A system for better collaboration
When I started working at SLTWTR, all development work was done on the main branch, with two deployment profiles: one for production and another for staging. Both deployments originated from the main branch, which caused stress when work-in-progress commits existed on the main branch, and clients wanted to deploy specific features.
To address this, we introduced the concept of three distinct testing environments, each corresponding to a different branch:
- Production Branch: The main shared branch, reserved for production-ready code.
- Staging Branch: A separate branch dedicated to staging, where completed features are tested before being deployed to production.
- Development Branch: A branch that combines all separate feature branches for internal and external QA, without merging them into other branches. This branch provides a single testing theme while maintaining the flexibility of keeping features separate.
Learning curve
Switching up the workflow was a difficult process at first but once the development team, account manager, product owners, and clients got used to it we saw the benefits fairly quickly.

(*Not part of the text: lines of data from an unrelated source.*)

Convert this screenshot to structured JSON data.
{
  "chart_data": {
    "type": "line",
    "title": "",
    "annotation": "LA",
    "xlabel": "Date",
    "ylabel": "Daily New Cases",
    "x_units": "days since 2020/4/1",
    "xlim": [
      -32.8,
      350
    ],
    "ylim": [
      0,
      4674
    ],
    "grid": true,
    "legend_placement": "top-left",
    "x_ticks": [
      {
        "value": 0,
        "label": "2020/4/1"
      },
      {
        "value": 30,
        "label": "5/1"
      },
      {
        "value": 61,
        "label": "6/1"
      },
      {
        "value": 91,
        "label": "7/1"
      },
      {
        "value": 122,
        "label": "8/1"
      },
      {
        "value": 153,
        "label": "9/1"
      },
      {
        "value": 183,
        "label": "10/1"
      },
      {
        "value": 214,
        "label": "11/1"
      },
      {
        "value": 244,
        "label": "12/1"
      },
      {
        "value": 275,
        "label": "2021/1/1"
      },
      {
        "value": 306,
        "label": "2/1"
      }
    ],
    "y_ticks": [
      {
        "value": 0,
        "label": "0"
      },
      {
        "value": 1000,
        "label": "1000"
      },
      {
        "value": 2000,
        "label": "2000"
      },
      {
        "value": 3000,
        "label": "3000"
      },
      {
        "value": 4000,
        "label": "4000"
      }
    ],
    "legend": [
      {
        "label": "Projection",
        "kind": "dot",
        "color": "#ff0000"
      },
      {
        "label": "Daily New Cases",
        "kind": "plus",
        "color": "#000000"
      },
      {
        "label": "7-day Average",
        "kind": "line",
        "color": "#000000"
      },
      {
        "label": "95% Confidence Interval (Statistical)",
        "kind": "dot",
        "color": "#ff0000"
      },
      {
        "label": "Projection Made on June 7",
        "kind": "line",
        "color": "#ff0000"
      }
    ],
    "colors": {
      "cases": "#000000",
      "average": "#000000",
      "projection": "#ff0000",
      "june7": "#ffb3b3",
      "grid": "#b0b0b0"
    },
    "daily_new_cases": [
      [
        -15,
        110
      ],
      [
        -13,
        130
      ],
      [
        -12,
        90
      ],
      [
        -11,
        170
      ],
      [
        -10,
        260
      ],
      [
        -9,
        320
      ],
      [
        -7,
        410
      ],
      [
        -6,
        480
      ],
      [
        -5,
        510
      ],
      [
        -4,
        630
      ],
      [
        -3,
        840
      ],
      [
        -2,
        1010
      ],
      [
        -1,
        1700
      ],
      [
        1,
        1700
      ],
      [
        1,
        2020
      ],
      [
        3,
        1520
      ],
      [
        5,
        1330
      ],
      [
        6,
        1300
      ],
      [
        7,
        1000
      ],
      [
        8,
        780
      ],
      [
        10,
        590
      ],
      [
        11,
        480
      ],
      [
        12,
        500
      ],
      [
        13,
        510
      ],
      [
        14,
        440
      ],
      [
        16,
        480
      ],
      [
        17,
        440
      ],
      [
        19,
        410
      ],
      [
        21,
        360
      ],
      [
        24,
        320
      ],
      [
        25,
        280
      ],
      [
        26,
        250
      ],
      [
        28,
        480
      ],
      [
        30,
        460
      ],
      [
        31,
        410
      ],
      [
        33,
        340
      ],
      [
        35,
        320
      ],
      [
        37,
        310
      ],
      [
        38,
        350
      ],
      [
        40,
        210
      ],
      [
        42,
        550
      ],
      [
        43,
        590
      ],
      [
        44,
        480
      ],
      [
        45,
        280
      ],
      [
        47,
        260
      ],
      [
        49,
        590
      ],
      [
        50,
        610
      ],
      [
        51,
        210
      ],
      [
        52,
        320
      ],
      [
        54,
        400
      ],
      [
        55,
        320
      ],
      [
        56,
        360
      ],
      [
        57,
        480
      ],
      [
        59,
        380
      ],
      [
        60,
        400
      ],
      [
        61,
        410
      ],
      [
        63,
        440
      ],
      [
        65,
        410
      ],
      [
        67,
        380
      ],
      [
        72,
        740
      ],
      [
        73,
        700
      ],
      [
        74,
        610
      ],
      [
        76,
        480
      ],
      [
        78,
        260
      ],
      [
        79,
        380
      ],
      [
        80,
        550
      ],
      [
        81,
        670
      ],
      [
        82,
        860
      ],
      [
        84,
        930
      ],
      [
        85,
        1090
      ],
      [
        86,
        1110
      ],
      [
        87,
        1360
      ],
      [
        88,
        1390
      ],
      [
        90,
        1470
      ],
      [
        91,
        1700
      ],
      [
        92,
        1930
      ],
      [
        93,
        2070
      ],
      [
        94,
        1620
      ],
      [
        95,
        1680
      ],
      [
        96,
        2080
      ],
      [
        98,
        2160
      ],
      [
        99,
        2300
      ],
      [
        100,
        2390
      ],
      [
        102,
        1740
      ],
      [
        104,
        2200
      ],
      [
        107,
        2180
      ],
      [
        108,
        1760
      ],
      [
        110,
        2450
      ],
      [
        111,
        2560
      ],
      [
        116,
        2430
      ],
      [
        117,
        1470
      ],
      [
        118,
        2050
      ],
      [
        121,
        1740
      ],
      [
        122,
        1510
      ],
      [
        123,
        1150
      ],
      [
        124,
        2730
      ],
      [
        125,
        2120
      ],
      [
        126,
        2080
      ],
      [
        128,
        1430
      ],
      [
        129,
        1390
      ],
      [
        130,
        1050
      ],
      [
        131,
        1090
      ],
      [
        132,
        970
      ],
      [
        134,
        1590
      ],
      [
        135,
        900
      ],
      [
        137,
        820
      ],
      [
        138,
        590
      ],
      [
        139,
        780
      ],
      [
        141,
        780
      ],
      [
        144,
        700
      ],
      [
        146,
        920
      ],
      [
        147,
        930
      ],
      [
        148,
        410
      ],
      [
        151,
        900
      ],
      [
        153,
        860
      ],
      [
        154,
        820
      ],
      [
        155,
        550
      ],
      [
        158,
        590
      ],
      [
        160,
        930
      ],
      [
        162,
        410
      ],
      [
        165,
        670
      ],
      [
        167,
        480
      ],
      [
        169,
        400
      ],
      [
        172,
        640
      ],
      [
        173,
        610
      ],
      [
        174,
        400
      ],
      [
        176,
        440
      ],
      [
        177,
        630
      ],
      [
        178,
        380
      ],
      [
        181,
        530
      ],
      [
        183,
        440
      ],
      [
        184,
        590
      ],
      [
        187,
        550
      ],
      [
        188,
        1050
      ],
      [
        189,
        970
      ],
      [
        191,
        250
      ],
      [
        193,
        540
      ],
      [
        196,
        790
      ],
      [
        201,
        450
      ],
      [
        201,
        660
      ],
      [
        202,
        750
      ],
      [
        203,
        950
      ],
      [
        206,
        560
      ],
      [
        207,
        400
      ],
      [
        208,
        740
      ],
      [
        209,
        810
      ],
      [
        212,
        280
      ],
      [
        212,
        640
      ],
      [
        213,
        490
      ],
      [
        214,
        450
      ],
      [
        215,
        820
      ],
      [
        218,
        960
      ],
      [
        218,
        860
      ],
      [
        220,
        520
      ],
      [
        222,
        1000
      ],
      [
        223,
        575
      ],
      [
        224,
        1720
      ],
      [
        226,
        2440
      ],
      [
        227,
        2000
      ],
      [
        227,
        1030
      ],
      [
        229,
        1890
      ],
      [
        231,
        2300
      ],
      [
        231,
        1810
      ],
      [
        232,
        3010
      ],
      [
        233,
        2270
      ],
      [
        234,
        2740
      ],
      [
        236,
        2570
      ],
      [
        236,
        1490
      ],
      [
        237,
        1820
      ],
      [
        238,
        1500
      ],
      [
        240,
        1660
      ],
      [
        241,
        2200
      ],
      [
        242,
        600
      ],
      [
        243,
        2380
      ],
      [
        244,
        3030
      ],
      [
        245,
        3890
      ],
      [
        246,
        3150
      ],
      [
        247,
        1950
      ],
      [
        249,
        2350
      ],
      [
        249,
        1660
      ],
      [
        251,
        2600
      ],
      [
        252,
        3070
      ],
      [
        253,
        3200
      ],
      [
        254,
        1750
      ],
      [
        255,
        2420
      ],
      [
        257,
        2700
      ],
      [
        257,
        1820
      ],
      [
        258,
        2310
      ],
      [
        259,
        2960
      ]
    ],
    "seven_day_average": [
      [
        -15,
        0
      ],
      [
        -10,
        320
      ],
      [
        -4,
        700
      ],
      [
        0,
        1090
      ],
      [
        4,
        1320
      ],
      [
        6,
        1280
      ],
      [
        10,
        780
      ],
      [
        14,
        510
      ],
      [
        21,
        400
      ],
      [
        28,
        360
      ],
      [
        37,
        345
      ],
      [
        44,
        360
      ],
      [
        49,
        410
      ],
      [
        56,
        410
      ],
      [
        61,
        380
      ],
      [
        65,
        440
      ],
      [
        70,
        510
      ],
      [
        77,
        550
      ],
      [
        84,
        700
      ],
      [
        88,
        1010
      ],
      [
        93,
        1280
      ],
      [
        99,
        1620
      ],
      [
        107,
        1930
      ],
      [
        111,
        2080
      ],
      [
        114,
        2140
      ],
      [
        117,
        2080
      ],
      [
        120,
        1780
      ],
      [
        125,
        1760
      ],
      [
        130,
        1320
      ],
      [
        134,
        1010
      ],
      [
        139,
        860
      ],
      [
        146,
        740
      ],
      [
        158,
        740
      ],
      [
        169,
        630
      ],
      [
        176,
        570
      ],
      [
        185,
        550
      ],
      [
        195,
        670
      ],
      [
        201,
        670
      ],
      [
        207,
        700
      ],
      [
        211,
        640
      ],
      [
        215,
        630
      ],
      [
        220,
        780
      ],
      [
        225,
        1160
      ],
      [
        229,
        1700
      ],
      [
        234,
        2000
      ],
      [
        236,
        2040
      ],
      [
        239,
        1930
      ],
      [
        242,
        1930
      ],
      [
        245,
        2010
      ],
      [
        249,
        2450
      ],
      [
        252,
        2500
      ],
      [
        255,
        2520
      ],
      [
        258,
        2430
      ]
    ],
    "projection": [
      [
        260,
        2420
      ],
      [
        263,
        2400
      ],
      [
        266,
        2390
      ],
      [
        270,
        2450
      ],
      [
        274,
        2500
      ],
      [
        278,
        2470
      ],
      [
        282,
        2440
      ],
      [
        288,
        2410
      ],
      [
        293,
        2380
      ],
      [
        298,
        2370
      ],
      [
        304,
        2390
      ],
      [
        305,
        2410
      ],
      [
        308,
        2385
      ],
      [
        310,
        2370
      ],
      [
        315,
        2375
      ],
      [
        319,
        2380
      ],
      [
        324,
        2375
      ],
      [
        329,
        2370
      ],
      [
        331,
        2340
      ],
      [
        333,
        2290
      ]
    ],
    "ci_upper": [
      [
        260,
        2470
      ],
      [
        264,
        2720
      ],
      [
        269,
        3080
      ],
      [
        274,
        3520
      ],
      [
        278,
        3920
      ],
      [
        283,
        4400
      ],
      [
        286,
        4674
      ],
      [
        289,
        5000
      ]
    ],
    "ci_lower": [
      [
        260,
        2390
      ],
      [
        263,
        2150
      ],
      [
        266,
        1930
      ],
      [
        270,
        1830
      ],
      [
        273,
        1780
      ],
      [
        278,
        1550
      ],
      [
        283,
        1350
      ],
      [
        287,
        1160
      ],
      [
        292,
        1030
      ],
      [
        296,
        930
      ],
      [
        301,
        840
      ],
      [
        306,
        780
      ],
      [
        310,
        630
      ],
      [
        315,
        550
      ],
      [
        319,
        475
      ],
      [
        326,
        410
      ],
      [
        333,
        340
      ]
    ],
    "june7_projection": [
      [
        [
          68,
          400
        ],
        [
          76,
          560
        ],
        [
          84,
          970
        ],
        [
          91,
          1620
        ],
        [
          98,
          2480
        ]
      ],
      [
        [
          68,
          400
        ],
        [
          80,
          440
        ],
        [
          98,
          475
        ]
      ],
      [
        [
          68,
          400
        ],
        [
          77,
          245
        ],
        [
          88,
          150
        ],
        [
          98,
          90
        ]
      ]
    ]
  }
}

The main benefit was a better QA experience that led to fewer bugs in production environments.
Example flows
Below are some git branch diagrams that I put together for our team and any technical stakeholders with a client.
This branching model allows us to combine all features into one testing theme for efficient QA, while retaining the flexibility to merge and deploy individual features as needed based on client priorities. This approach has improved the overall development process, reducing stress and ensuring timely deployment of features as per the clients' requirements.